There is discussion elsewhere on A319NEO and separately the densification by airlines of single isle aeroplanes. Adding this to the sales of A319s into the second user market, it seems that in quick time many European airlines will have a mainline fleet going down to 180 seat aeroplanes, with nothing below.
This is the gap in the market correctly identified for the C Series. For the nation which produced the Avro Arrow, this should not be a surprise. Luck and the USA were against them with that brilliant effort, but this time round the C Series has escaped a similar fate.
So what market is the C Series aimed at today? It is the below180 seat markets seemingly being vacated by many airlines. Is this the regional market in the context of geographical European domestic regions? Such as the UK’s domestic Northern Powerhouse , Midlands Engine, the Southwest, Wales and the Scottish Highlands? I feel sure that there are many equivalent domestic regions elsewhere in geographical Europe which would benefit from links to geographic European hub and non-hub airports.
The latest Gov UK stuff on new runway capacity (i.e. Heathrow v Gatwick) says that at least 14 domestic routes could be served from an expanded Heathrow, compared to the eight routes currently in operation. The 8 domestic routes operating today are Aberdeen, Belfast City, Edinburgh, Glasgow, Inverness, Leeds Bradford, Manchester and Newcastle.

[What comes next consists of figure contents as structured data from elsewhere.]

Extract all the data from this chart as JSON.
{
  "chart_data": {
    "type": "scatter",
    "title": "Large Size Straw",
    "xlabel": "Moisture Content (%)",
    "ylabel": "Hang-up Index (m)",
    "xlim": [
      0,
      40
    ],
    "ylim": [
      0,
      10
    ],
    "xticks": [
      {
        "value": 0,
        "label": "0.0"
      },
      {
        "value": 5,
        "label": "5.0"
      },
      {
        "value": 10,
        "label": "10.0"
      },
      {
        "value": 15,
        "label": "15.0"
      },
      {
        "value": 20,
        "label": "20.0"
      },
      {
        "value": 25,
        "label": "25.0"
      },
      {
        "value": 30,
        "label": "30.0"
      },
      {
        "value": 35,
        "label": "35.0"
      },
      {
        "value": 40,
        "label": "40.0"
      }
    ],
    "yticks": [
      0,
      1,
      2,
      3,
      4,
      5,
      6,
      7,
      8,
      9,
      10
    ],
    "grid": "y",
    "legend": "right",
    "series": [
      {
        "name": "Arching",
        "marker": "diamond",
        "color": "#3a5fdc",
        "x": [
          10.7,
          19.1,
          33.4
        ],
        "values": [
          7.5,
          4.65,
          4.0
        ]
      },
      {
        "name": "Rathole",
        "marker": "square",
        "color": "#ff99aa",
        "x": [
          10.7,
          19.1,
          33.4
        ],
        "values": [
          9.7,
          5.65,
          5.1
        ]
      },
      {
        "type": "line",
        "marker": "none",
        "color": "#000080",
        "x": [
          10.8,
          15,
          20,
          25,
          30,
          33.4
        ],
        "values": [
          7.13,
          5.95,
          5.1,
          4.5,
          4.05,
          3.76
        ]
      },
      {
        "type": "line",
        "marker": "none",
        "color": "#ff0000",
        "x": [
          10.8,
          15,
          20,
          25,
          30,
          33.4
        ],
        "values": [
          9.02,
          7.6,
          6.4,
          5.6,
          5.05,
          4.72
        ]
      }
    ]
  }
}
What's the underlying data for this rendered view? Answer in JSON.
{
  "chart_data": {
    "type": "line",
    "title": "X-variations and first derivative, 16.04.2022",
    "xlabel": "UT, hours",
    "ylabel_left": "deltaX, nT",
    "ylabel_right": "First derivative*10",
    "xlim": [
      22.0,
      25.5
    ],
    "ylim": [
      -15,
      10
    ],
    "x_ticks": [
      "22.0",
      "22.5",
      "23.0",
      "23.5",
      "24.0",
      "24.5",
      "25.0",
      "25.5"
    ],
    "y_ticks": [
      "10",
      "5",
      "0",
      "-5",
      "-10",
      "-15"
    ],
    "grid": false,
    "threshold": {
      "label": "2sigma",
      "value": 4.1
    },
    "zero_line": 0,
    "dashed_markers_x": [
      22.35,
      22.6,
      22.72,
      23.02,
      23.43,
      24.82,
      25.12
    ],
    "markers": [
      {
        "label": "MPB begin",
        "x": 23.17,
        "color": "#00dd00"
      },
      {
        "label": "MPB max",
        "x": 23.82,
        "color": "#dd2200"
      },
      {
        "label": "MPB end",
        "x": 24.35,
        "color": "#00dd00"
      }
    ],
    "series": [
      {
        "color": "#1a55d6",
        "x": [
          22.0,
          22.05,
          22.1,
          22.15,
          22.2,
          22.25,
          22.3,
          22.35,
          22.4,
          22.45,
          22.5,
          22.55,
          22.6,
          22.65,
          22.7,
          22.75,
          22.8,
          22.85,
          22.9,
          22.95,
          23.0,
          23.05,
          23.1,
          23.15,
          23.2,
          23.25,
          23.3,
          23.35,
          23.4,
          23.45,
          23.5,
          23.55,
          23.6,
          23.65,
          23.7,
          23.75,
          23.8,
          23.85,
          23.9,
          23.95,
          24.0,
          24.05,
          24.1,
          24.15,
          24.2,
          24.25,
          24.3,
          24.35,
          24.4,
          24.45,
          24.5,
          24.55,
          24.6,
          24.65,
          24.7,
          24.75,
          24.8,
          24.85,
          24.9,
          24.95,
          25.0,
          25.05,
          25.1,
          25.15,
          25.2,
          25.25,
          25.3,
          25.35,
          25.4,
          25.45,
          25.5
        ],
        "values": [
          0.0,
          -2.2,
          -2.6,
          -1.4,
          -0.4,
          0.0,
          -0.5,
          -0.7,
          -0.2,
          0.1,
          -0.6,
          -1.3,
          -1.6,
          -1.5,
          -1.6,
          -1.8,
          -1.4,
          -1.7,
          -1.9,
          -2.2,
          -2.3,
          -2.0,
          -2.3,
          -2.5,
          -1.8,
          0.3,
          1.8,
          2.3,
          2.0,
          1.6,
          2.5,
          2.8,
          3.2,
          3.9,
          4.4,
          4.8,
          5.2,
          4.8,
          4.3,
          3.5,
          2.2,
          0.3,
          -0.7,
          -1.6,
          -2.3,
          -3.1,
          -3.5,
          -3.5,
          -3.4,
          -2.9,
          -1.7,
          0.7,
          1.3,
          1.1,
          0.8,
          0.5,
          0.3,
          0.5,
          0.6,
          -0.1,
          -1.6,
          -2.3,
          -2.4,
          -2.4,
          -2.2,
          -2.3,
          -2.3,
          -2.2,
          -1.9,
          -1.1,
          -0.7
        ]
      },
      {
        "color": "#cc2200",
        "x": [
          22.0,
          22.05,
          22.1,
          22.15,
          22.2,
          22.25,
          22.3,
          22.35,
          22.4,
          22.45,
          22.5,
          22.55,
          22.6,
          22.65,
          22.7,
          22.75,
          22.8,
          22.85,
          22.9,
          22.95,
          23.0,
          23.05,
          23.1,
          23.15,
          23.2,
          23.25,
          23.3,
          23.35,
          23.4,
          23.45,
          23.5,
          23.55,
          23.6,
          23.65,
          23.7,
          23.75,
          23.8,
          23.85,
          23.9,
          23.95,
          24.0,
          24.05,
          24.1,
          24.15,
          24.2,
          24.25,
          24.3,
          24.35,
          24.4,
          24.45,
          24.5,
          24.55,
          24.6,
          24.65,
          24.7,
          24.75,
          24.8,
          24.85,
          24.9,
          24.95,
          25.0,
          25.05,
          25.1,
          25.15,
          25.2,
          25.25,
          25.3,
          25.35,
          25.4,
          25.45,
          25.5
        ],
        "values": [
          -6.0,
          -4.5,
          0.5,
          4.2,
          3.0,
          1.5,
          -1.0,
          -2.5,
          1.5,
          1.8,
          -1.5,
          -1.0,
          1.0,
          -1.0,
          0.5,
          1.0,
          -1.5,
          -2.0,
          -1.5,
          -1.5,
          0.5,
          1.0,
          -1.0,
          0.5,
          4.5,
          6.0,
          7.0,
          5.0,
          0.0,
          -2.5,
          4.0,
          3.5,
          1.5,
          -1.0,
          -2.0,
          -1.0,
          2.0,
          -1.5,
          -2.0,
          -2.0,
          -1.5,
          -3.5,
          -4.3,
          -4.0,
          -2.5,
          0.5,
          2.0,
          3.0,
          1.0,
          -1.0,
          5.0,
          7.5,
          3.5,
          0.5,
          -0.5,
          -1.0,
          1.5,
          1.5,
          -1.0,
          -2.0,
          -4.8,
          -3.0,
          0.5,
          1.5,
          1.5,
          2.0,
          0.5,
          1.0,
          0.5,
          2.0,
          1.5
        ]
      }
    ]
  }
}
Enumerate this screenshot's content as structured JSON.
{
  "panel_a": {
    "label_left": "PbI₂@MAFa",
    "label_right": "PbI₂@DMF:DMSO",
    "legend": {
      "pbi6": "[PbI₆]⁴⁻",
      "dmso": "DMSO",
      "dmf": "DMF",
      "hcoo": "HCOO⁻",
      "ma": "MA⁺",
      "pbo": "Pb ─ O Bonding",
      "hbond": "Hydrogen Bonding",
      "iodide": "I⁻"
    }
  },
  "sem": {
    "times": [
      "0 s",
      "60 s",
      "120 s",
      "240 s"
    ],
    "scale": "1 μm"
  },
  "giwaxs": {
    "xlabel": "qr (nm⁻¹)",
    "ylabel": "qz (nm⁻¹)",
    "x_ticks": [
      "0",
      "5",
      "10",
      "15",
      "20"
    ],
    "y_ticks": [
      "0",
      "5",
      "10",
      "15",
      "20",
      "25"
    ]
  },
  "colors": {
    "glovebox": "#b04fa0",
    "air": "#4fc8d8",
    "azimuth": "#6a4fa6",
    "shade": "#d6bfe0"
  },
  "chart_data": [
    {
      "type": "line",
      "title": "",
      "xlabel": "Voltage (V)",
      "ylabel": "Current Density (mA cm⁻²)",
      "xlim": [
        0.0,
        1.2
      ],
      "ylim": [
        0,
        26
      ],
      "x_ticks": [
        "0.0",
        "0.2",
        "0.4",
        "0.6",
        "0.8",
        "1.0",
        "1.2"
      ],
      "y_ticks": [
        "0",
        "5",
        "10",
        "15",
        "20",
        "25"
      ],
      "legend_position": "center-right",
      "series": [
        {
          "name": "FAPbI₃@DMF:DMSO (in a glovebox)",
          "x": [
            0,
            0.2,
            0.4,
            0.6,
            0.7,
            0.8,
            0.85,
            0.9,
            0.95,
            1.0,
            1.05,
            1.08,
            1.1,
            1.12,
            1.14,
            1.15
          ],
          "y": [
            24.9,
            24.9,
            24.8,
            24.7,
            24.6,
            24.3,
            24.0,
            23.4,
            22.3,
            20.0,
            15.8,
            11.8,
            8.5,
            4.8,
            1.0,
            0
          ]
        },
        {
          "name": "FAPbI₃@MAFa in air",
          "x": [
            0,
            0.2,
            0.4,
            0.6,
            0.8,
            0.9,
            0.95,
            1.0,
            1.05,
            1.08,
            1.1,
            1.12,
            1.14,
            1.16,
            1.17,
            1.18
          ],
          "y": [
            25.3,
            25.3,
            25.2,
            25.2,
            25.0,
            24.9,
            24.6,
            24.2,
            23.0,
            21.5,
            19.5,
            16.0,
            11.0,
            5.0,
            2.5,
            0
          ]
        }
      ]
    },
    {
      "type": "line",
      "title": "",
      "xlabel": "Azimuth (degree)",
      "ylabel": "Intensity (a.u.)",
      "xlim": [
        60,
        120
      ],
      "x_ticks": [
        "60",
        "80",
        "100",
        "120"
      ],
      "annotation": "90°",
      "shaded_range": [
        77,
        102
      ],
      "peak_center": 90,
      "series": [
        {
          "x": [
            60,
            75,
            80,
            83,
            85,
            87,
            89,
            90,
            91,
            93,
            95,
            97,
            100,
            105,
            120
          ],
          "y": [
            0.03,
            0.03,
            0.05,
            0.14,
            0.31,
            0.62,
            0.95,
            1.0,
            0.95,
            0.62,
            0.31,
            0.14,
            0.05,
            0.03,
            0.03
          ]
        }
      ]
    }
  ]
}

The at least additional 6 are Belfast International, Durham Tees Valley, Humberside, Liverpool, Newquay, and Prestwick.
On the other hand, UK is starting to see the arrival of huge new fleets of modern railway trains to run on existing and new tracks. These are expected to increase the market share of long distance rail. In the case of the East Coast Main Line (London to Edinburgh, with the many stops between) from say 20% to nearer 50%. The Channel Tunnel is the exemplar.
In terms of UK domestic airlines, frequency with 180 seaters will therefore tend to fall, but the lowest sensible frequency needs to be 2 or perhaps 3 per day. This UK regional market needs the C Series. So does geographic Europe’s regions, where trans-national rail is an existing competitor.
So why not a new pan-European airline without any historic baggage of poor labour practices and old fashioned outlook to fill this growing void across Europe? This airline might be called ‘Regio’. It would initially need a substantial fleet of C Series, which would be set to lead a busy and long life. Who is best fitted to initiate Regio? Answers on a post card please.